Points clés à retenir
  • L'avenant est l'acte écrit obligatoire qui modifie le marché en cours d'exécution — fondement légal : article L2194-1 du CCP.
  • Six cas autorisent une modification sans nouvelle mise en concurrence (R2194-1 à R2194-8) : clauses de réexamen, prestations supplémentaires nécessaires, circonstances imprévues, changement de titulaire autorisé, modification non substantielle, modification de faible montant.
  • Le plafond de 50 % du montant initial s'applique aux modifications fondées sur R2194-2 (prestations nécessaires) et R2194-3 (circonstances imprévues) — il est calculé modification par modification, non en cumul global.
  • Une modification est substantielle — et donc interdite sans nouvelle mise en concurrence — lorsqu'elle aurait pu attirer d'autres candidats, qu'elle modifie l'équilibre économique en faveur du titulaire, ou qu'elle étend le champ du marché (CJUE Pressetext C-454/06).
  • Côté entreprise, un avenant refusé par l'acheteur n'est pas une impasse : un recours indemnitaire reste possible si les circonstances relèvent de la théorie de l'imprévision ou du sujétion imprévue.

Qu'est-ce qu'un avenant en marché public ?

L'avenant est l'acte écrit par lequel les parties — acheteur public et titulaire — conviennent de modifier les conditions d'un marché en cours d'exécution. L'article L2194-1 du Code de la commande publique pose le principe : un marché ne peut être modifié en cours d'exécution que dans les cas et conditions prévus aux articles R2194-1 à R2194-10.
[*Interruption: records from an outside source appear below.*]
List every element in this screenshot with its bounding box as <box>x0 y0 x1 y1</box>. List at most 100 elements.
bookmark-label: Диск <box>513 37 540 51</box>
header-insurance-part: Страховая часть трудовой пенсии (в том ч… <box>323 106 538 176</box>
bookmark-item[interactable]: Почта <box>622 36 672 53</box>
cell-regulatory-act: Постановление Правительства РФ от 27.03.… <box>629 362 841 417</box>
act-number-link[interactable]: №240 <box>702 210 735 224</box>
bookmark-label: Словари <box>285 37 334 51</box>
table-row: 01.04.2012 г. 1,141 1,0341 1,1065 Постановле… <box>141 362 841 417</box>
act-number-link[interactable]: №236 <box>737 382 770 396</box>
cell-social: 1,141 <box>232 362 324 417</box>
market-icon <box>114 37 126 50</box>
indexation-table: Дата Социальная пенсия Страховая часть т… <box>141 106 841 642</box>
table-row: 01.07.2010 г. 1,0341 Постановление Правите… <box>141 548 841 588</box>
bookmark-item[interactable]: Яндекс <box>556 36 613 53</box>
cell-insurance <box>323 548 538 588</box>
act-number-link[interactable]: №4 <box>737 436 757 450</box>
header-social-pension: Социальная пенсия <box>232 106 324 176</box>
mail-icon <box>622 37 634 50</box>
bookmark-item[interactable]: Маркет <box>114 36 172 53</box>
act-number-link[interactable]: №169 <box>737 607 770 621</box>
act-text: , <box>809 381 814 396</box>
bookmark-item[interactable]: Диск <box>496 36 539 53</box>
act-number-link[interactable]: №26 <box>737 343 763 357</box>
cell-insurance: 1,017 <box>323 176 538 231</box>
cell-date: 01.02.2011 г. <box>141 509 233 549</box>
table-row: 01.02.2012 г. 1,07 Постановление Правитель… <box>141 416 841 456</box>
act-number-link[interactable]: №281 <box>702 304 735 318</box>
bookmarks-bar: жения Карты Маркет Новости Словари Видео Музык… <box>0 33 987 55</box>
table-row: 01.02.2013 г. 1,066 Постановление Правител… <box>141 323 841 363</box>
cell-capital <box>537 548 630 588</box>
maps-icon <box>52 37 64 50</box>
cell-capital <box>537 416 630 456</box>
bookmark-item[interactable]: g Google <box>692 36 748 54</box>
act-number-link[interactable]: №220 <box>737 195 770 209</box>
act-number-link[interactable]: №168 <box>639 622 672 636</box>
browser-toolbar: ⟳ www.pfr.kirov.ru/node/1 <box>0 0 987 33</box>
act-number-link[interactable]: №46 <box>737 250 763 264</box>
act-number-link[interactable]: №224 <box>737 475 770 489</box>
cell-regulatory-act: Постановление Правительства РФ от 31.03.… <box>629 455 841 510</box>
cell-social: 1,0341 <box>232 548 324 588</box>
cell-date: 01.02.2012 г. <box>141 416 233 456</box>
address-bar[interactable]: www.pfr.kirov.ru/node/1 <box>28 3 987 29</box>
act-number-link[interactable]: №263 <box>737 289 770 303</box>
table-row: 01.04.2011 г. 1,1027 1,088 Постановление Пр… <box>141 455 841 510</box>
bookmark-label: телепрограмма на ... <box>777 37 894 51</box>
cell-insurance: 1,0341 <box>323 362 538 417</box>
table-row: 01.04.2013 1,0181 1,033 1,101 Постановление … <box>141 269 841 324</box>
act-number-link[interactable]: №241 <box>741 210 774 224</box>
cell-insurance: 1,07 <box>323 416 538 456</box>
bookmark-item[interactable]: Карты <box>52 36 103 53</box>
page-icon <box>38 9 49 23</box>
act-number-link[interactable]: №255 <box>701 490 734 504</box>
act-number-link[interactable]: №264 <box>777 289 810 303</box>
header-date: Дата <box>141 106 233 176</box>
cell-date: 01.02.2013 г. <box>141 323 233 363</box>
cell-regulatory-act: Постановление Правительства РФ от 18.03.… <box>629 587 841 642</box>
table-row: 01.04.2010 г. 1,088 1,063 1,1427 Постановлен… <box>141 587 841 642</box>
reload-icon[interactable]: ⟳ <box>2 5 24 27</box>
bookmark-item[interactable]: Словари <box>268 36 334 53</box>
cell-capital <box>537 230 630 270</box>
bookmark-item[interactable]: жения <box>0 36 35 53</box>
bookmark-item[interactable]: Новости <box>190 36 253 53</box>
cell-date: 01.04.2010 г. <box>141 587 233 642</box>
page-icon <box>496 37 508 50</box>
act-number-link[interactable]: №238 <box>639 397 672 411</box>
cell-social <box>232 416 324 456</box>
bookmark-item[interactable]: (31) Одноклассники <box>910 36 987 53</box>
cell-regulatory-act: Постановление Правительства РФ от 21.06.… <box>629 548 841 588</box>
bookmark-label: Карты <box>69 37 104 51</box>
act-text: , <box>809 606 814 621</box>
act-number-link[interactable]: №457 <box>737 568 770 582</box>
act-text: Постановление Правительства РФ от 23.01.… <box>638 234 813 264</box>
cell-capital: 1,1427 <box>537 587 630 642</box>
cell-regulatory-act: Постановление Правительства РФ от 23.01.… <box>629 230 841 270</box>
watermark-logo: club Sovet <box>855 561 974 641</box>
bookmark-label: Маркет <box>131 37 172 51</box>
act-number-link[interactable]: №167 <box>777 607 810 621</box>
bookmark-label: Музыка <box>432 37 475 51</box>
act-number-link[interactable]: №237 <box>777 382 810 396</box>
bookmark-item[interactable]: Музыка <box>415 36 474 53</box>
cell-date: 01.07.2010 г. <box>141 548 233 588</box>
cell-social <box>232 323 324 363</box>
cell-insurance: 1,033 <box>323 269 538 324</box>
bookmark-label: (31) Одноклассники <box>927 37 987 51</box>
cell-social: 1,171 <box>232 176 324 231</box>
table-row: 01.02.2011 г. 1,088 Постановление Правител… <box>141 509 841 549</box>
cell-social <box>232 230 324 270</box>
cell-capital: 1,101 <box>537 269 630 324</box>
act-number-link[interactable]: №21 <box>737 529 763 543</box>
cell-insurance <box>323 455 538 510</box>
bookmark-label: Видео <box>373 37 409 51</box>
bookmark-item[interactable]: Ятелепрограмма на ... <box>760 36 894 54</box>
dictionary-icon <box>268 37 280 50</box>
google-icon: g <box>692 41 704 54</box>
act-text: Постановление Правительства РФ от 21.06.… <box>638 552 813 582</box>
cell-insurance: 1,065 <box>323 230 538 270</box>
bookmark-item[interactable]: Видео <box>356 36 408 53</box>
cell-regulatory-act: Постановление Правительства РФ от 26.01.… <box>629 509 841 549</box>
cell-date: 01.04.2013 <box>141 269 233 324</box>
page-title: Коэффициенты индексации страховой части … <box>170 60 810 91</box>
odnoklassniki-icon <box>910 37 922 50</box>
Cette restriction est fondamentale. Elle protège les principes de la commande publique — égalité de traitement, transparence, libre concurrence — en évitant que le contrat signé avec un titulaire donné ne soit progressivement transformé en un marché différent que d'autres entreprises auraient pu remporter si elles avaient eu l'information en amont.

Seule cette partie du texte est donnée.